Fleischman began working as an adjunct professor for journalism at the University of Delaware in 1981, and taught at the school for 28 years, where he shared his newspapers experiences and articles in classes. Jeff Gluck felt that Fleischman wanted students to think outside the box, and stated that, "He really wanted to push you and say, here's what you should do. Don't settle for this, be fair, but be creative. It would really bother him when people would settle for the mundane, routine stuff. He had a way of challenging you and pushing you, but in the kindest way possible".

As of 2019, the University of Delaware offered a stipend of named for Fleischman, given to a student with an internship in sports journalism or copy editing.

==Reputation==
Jeff Pearlman wrote that, "The reason [Fleischman was] so well regarded for his time as a beat writer with the Flyers, is because he was such a decent guy". Flyers' team captain Bobby Clarke felt, "There was no harshness, no vindictiveness [in his work]. He wasn't ever out to get somebody". Wayne Fish wrote in The Morning Call that, "[Fleischman] understood what it meant for blue-collar fans to relate to a blue-collar team", and that, "His sharp wit, his ability to boil events down to a single purpose is what made for such compelling reading".

==Personal life==
Fleischman met his wife, Barbara, while taking a modern poetry course at Gettysburg College.
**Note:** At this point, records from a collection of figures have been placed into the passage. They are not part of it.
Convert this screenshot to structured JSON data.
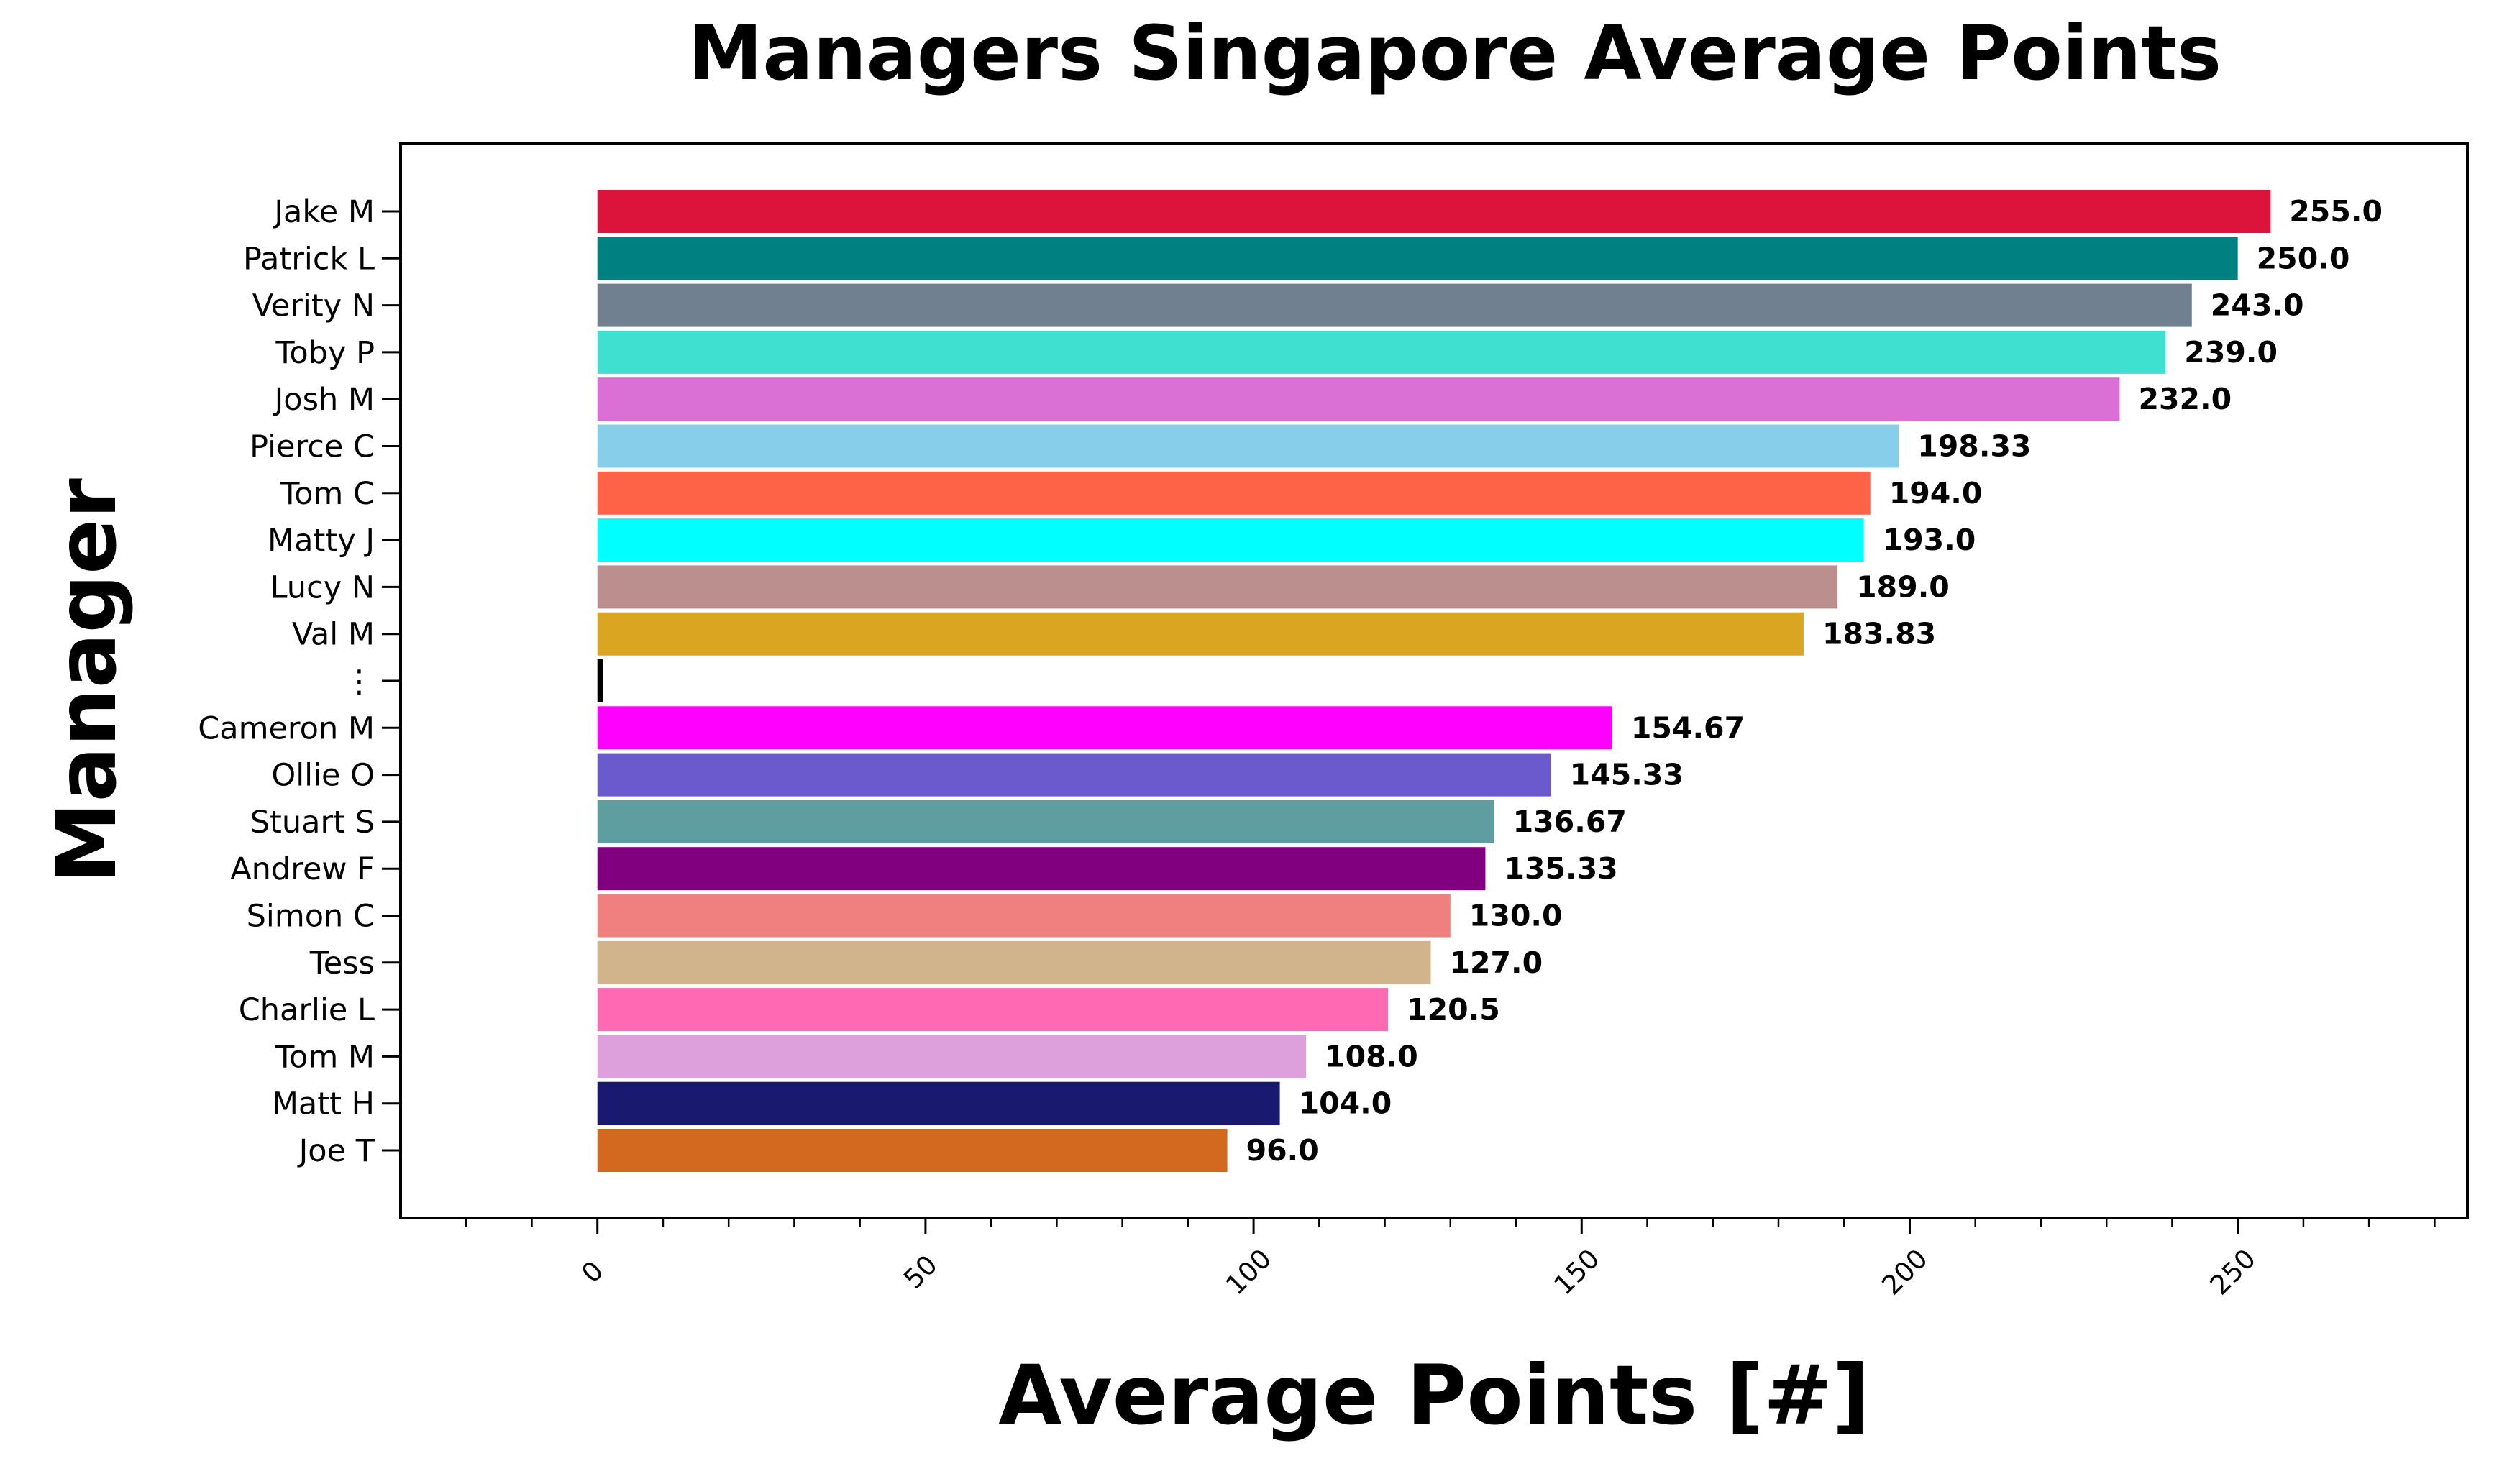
{
  "chart_data": {
    "type": "bar",
    "orientation": "horizontal",
    "title": "Managers Singapore Average Points",
    "xlabel": "Average Points [#]",
    "ylabel": "Manager",
    "xlim": [
      -30,
      285
    ],
    "xticks": [
      "0",
      "50",
      "100",
      "150",
      "200",
      "250"
    ],
    "xtick_values": [
      0,
      50,
      100,
      150,
      200,
      250
    ],
    "grid": false,
    "legend": "none",
    "bars": [
      {
        "label": "Jake M",
        "value": 255.0,
        "display": "255.0",
        "color": "#dc143c"
      },
      {
        "label": "Patrick L",
        "value": 250.0,
        "display": "250.0",
        "color": "#008080"
      },
      {
        "label": "Verity N",
        "value": 243.0,
        "display": "243.0",
        "color": "#708090"
      },
      {
        "label": "Toby P",
        "value": 239.0,
        "display": "239.0",
        "color": "#40e0d0"
      },
      {
        "label": "Josh M",
        "value": 232.0,
        "display": "232.0",
        "color": "#da70d6"
      },
      {
        "label": "Pierce C",
        "value": 198.33,
        "display": "198.33",
        "color": "#87ceeb"
      },
      {
        "label": "Tom C",
        "value": 194.0,
        "display": "194.0",
        "color": "#ff6347"
      },
      {
        "label": "Matty J",
        "value": 193.0,
        "display": "193.0",
        "color": "#00ffff"
      },
      {
        "label": "Lucy N",
        "value": 189.0,
        "display": "189.0",
        "color": "#bc8f8f"
      },
      {
        "label": "Val M",
        "value": 183.83,
        "display": "183.83",
        "color": "#daa520"
      },
      {
        "label": "⋮",
        "value": 0.8,
        "display": "",
        "color": "#000000"
      },
      {
        "label": "Cameron M",
        "value": 154.67,
        "display": "154.67",
        "color": "#ff00ff"
      },
      {
        "label": "Ollie O",
        "value": 145.33,
        "display": "145.33",
        "color": "#6a5acd"
      },
      {
        "label": "Stuart S",
        "value": 136.67,
        "display": "136.67",
        "color": "#5f9ea0"
      },
      {
        "label": "Andrew F",
        "value": 135.33,
        "display": "135.33",
        "color": "#800080"
      },
      {
        "label": "Simon C",
        "value": 130.0,
        "display": "130.0",
        "color": "#f08080"
      },
      {
        "label": "Tess",
        "value": 127.0,
        "display": "127.0",
        "color": "#d2b48c"
      },
      {
        "label": "Charlie L",
        "value": 120.5,
        "display": "120.5",
        "color": "#ff69b4"
      },
      {
        "label": "Tom M",
        "value": 108.0,
        "display": "108.0",
        "color": "#dda0dd"
      },
      {
        "label": "Matt H",
        "value": 104.0,
        "display": "104.0",
        "color": "#191970"
      },
      {
        "label": "Joe T",
        "value": 96.0,
        "display": "96.0",
        "color": "#d2691e"
      }
    ]
  }
}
He later jokingly said to his wife, "I'm the only thing you ever got out of that class".

The Fleischmans moved to Wilmington, Delaware and were married for 57 years. They had two daughters, one of whom died at age 21 in a car accident. They established a scholarship in her name at Syracuse University, given annually to a female journalism student.

Fleischman died from cancer on May 1, 2019, in Wilmington.